David Benioff – La città dei ladri (2008)

Leningrado, inverno 1941. L’assedio tedesco sta minando la resistenza della città, devastata dai bombardamenti e stremata dalla fame. La razione di cibo garantita dalle tessere annonarie è insufficiente e la disperazione spinge alcuni all’abbandono di qualsiasi remora morale, pur di sopravvivere.

Lev e Kolja, diciassette e vent’anni, attendono che si compia il loro destino in una buia cella delle Croci, la prigione cittadina: il primo arrestato per furto, per aver sottratto un coltello al cadavere di un paracadutista tedesco, il secondo accusato di diserzione, in entrambi i casi li aspetta la fucilazione.

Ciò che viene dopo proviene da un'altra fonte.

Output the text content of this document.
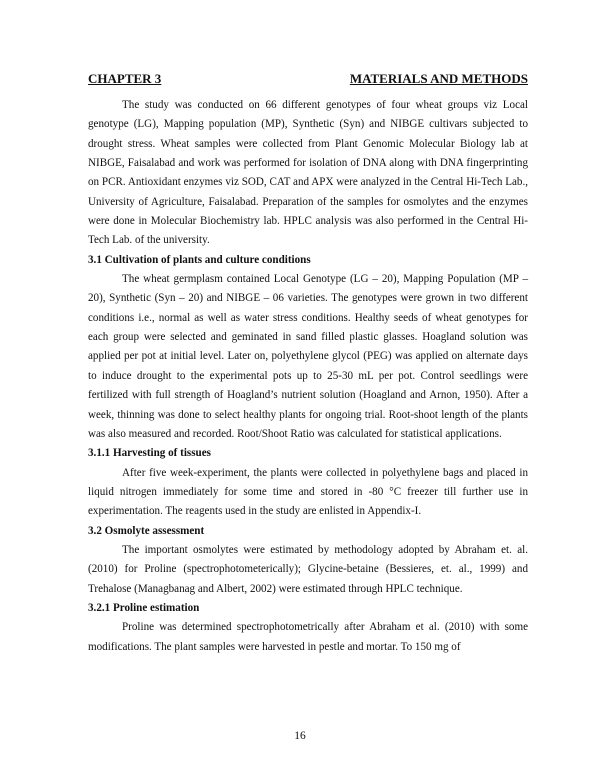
CHAPTER 3	MATERIALS AND METHODS

The study was conducted on 66 different genotypes of four wheat groups viz Local genotype (LG), Mapping population (MP), Synthetic (Syn) and NIBGE cultivars subjected to drought stress. Wheat samples were collected from Plant Genomic Molecular Biology lab at NIBGE, Faisalabad and work was performed for isolation of DNA along with DNA fingerprinting on PCR. Antioxidant enzymes viz SOD, CAT and APX were analyzed in the Central Hi-Tech Lab., University of Agriculture, Faisalabad. Preparation of the samples for osmolytes and the enzymes were done in Molecular Biochemistry lab. HPLC analysis was also performed in the Central Hi-Tech Lab. of the university.

3.1 Cultivation of plants and culture conditions

The wheat germplasm contained Local Genotype (LG – 20), Mapping Population (MP – 20), Synthetic (Syn – 20) and NIBGE – 06 varieties. The genotypes were grown in two different conditions i.e., normal as well as water stress conditions. Healthy seeds of wheat genotypes for each group were selected and geminated in sand filled plastic glasses. Hoagland solution was applied per pot at initial level. Later on, polyethylene glycol (PEG) was applied on alternate days to induce drought to the experimental pots up to 25-30 mL per pot. Control seedlings were fertilized with full strength of Hoagland’s nutrient solution (Hoagland and Arnon, 1950). After a week, thinning was done to select healthy plants for ongoing trial. Root-shoot length of the plants was also measured and recorded. Root/Shoot Ratio was calculated for statistical applications.

3.1.1 Harvesting of tissues

After five week-experiment, the plants were collected in polyethylene bags and placed in liquid nitrogen immediately for some time and stored in -80 °C freezer till further use in experimentation. The reagents used in the study are enlisted in Appendix-I.

3.2 Osmolyte assessment

The important osmolytes were estimated by methodology adopted by Abraham et. al. (2010) for Proline (spectrophotometerically); Glycine-betaine (Bessieres, et. al., 1999) and Trehalose (Managbanag and Albert, 2002) were estimated through HPLC technique.

3.2.1 Proline estimation

Proline was determined spectrophotometrically after Abraham et al. (2010) with some modifications. The plant samples were harvested in pestle and mortar. To 150 mg of

16
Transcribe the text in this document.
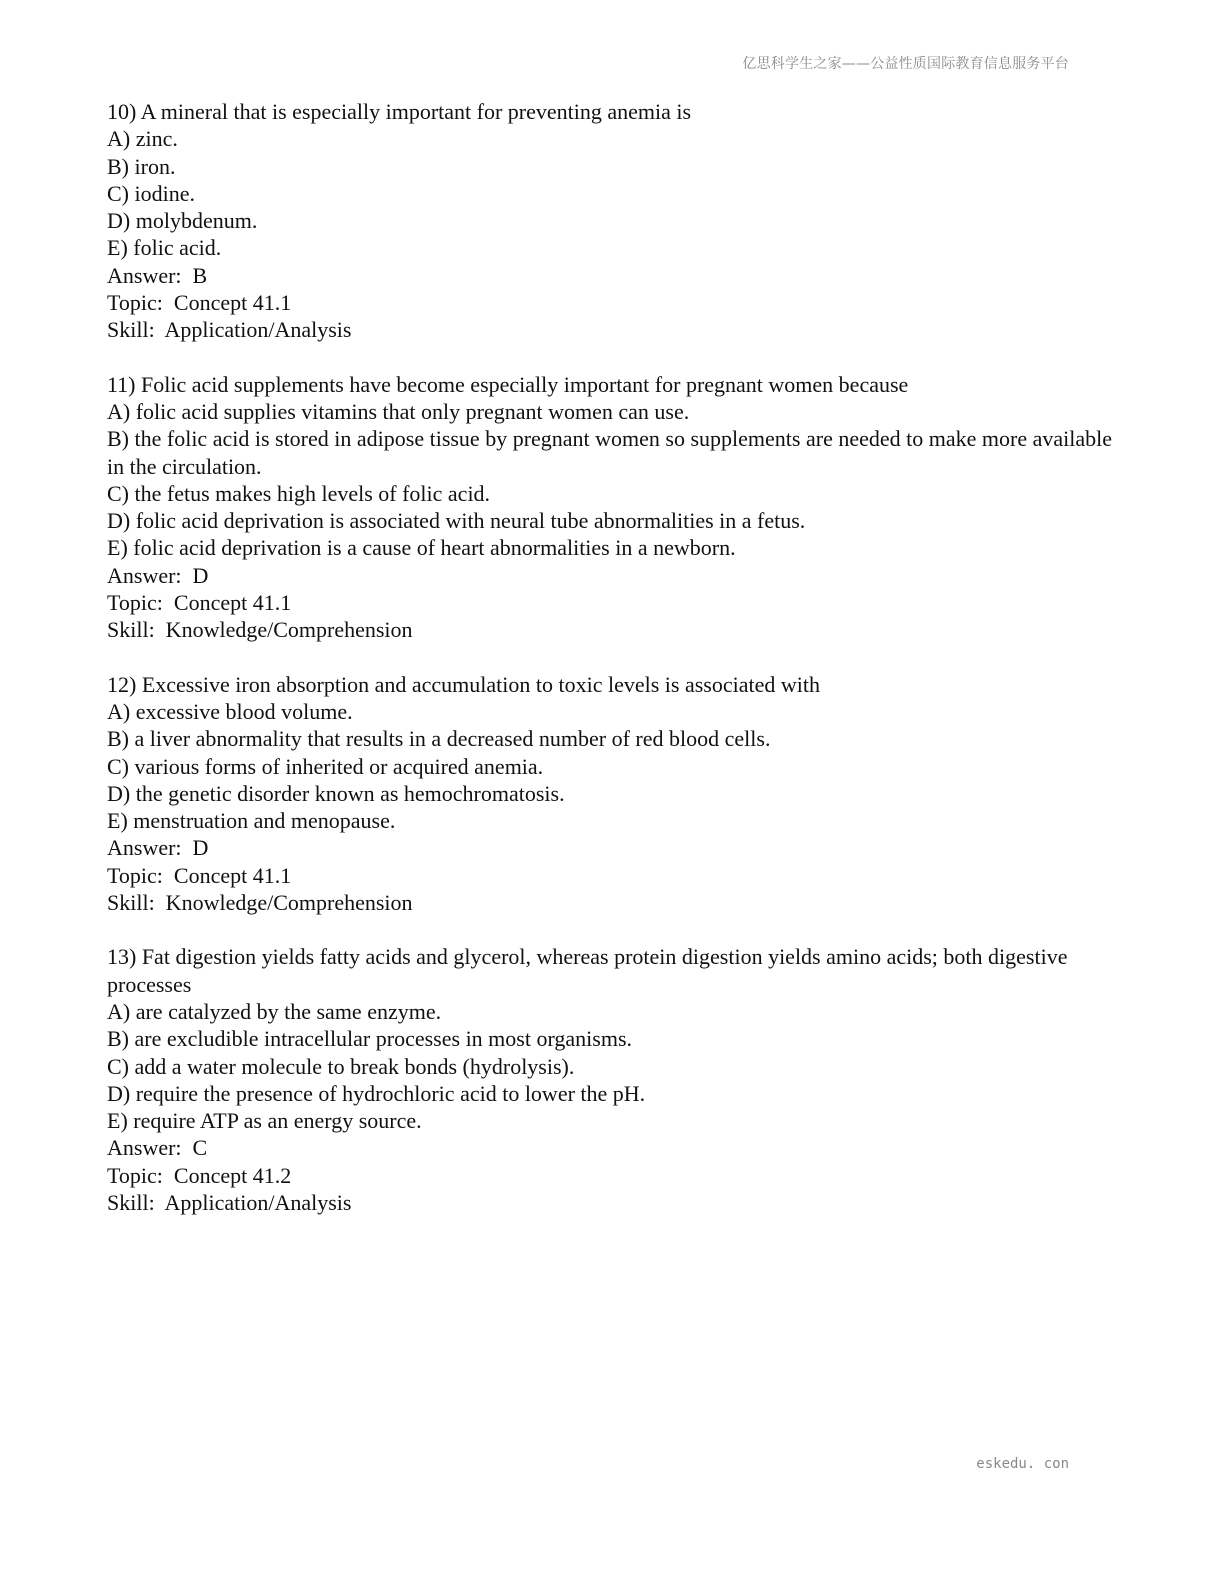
亿思科学生之家——公益性质国际教育信息服务平台
10) A mineral that is especially important for preventing anemia is
A) zinc.
B) iron.
C) iodine.
D) molybdenum.
E) folic acid.
Answer:  B
Topic:  Concept 41.1
Skill:  Application/Analysis
11) Folic acid supplements have become especially important for pregnant women because
A) folic acid supplies vitamins that only pregnant women can use.
B) the folic acid is stored in adipose tissue by pregnant women so supplements are needed to make more available in the circulation.
C) the fetus makes high levels of folic acid.
D) folic acid deprivation is associated with neural tube abnormalities in a fetus.
E) folic acid deprivation is a cause of heart abnormalities in a newborn.
Answer:  D
Topic:  Concept 41.1
Skill:  Knowledge/Comprehension
12) Excessive iron absorption and accumulation to toxic levels is associated with
A) excessive blood volume.
B) a liver abnormality that results in a decreased number of red blood cells.
C) various forms of inherited or acquired anemia.
D) the genetic disorder known as hemochromatosis.
E) menstruation and menopause.
Answer:  D
Topic:  Concept 41.1
Skill:  Knowledge/Comprehension
13) Fat digestion yields fatty acids and glycerol, whereas protein digestion yields amino acids; both digestive processes
A) are catalyzed by the same enzyme.
B) are excludible intracellular processes in most organisms.
C) add a water molecule to break bonds (hydrolysis).
D) require the presence of hydrochloric acid to lower the pH.
E) require ATP as an energy source.
Answer:  C
Topic:  Concept 41.2
Skill:  Application/Analysis
eskedu. con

Ma il futuro ha in serbo per loro un altro destino, la grazia in cambio di una missione speciale ai limiti dell’impossibile: una settimana di tempo per procurare al colonnello Grechko una dozzina di uova per la torta nuziale della figlia.

Inizia così tra mille peripezie, l’avventura dei due ragazzi, perfetti sconosciuti fino a qualche ora prima e oltretutto così diversi per temperamento e persino per aspetto: capelli scuri, naso grosso, fisico gracile Lev, alto, aitante, capelli biondi e occhi azzurri Kolja, l’uno timido e timoroso, l’altro spavaldo e sicuro di sé.

Il racconto in prima persona che Benioff affida al personaggio di Lev, ci conduce in un viaggio tra gli orrori della guerra, attraverso gli occhi di due giovani che, tra ingenuità ed incoscienza, resistono alla fame, al freddo alla stanchezza e al fuoco nemico, guidati dallo spirito di sopravvivenza che li spinge a compiere un passo dopo l’altro anche quando sembra impossibile poterlo fare.